O que é mercado livre de energia?

O mercado livre de energia surgiu na segunda metade da década de 1990, como opção para os comercializadores, geradores e consumidores de energia que estavam em busca de novas vantagens financeiras em relação a seus investimentos e gastos em energia elétrica.

Também como alternativa para aqueles que, por variados motivos, não podiam participar do mercado regular de energia (mercado cativo).

De forma simplificada, podemos dizer que o mercado livre de energia é como um ambiente para comércio (fornecimento e consumo) de energia elétrica de forma autônoma em relação às grandes concessionárias.

As negociações e contratos realizados nesse mercado, bem como as cotações para compra e venda, são regulamentadas pela CCEE – Câmara de Comércio de Energia Livre, e apenas agentes cadastrados podem participar.

Os “agentes” podem ser de variadas categorias, desde consumidores até geradores, passando pelos comercializadores e outras possibilidades.

No mercado livre, muito embora o consumidor possa contratar sua energia em locais alternativos à concessionária de sua região, ainda assim a distribuição final desta energia ficará à cargo dessa concessionária.

Ou seja, compra-se a energia de outro gerador, de uma usina do mercado livre, porém o transporte/entrega será operado pela concessionária local, com esse serviço constando de contrato em separado.

A grande vantagem do mercado livre de energia é o preço.
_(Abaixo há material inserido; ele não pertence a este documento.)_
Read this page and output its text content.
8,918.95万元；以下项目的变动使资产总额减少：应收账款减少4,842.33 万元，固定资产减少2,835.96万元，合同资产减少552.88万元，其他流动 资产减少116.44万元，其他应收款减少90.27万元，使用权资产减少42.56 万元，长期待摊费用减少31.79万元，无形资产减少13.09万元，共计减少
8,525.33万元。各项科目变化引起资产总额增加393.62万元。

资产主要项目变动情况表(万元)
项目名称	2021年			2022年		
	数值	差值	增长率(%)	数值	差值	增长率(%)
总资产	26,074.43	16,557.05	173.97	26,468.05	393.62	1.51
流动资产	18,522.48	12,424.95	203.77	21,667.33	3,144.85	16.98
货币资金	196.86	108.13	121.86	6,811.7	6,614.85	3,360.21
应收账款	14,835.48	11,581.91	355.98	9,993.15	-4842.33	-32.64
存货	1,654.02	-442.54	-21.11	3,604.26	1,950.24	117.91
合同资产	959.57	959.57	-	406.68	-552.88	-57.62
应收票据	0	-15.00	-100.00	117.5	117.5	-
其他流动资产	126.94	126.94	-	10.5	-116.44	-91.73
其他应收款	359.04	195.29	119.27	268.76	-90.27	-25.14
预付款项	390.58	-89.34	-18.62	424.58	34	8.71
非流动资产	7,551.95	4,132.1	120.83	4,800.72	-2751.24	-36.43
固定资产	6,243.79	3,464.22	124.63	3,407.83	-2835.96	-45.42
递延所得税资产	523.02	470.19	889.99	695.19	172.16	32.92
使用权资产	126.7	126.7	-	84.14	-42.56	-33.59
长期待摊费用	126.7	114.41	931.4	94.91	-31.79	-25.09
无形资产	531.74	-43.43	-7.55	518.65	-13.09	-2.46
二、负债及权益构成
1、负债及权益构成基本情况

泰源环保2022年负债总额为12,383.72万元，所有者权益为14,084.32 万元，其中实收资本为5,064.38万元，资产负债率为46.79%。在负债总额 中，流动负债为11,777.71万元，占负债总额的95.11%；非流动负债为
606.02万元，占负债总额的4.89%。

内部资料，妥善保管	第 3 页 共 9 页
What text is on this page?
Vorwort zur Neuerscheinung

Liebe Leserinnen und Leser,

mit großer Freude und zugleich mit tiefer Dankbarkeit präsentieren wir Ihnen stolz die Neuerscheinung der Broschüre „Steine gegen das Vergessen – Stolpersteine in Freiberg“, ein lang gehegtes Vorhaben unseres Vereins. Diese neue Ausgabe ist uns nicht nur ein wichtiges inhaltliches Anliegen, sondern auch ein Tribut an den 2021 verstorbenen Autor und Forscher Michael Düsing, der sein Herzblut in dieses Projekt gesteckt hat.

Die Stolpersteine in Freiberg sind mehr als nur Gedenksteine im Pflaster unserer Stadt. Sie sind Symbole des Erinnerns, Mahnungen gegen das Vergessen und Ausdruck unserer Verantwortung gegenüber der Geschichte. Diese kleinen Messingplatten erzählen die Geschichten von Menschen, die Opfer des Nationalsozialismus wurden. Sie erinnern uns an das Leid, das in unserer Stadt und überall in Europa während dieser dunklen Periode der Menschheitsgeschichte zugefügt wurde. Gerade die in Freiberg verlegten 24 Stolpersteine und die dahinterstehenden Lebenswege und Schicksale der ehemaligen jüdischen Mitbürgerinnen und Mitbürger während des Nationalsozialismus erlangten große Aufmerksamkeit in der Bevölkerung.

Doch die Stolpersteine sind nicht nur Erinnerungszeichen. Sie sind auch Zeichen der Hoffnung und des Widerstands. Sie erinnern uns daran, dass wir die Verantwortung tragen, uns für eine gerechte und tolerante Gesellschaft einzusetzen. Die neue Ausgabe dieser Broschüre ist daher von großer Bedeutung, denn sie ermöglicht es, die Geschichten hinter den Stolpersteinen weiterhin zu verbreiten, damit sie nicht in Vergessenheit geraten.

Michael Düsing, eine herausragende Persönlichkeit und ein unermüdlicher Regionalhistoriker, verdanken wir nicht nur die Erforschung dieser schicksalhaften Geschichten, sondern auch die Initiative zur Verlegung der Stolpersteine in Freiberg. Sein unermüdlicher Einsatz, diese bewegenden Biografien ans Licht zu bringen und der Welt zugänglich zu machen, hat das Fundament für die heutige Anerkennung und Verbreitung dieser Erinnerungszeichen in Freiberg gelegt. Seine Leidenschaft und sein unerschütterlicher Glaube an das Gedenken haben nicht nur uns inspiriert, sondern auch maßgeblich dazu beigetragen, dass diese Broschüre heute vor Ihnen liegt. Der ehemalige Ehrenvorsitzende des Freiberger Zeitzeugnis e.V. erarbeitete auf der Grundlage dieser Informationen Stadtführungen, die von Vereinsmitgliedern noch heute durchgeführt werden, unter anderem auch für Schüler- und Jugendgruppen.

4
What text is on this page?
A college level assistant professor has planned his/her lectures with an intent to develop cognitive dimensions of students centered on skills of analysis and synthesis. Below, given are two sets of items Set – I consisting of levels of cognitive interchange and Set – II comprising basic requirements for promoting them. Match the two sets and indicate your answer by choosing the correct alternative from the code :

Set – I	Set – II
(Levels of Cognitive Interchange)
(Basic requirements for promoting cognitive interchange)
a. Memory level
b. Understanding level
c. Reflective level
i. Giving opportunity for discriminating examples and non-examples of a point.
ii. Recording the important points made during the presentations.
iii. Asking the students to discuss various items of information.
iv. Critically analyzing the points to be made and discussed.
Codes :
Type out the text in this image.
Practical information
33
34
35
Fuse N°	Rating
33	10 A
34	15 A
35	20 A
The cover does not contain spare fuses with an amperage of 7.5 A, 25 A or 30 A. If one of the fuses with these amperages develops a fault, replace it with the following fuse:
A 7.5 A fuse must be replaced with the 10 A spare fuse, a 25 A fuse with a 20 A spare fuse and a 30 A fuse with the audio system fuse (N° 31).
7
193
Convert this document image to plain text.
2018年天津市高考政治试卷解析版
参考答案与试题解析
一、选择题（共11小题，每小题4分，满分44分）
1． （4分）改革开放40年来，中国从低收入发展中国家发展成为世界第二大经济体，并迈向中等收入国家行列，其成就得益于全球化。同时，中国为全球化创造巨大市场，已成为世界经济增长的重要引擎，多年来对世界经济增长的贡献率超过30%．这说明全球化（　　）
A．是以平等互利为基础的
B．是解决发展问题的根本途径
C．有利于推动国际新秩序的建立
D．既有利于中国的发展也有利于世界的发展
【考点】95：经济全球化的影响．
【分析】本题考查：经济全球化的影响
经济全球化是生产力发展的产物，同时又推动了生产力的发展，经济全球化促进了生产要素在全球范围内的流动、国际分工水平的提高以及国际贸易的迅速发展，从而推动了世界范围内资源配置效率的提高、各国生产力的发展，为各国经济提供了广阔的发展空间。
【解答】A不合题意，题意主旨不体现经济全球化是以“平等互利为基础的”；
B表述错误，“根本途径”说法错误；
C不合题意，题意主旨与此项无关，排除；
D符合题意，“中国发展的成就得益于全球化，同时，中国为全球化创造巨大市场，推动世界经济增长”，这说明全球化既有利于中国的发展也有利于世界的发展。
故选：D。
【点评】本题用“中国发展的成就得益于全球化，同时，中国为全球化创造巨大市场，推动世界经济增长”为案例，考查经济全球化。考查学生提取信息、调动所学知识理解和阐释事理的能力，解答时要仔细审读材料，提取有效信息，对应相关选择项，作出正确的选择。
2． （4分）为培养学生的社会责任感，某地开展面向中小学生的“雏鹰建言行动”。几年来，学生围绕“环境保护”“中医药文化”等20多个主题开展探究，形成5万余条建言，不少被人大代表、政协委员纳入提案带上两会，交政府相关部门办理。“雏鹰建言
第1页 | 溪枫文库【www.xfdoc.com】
Os agentes especiais, por exemplo, recebem incentivos e subsídios do governo para contratação deste tipo de modalidade, tornando-se muito mais barata do que a energia gerada e cobrada pelas concessionárias do mercado cativo.

E a geração distribuída?

A geração distribuída, por sua vez, é mais recente: foi aprovada pela ANEEL – Agência Nacional de Energia Elétrica em 2012, sendo um modelo inovador de negócio. Nessa modalidade, o próprio usuário final é, também, o produtor de sua eletricidade.

Surge como opção para empresas que não atingem os limites de geração necessários para participar do mercado livre de energia, mas que neste novo formato conseguem alcançar grandes benefícios.

Com a popularização e barateamento dos sistemas de energia solar fotovoltaica, a geração distribuída traz a grande vantagem de estar diretamente relacionada à sustentabilidade e à diminuição dos custos com transmissão de energia, uma vez que, sua produção é realizada próxima ao local de consumo.

Geração distribuída ou mercado livre de energia?

Assim, partindo-se do que já vimos sobre geração distribuída e mercado livre de energia, percebe-se que optar por uma ou outra modalidade envolve diversos aspectos, sendo necessária uma correta e profunda avaliação das suas necessidades (enquanto consumidor final industrial, residencial ou comercial) e objetivos.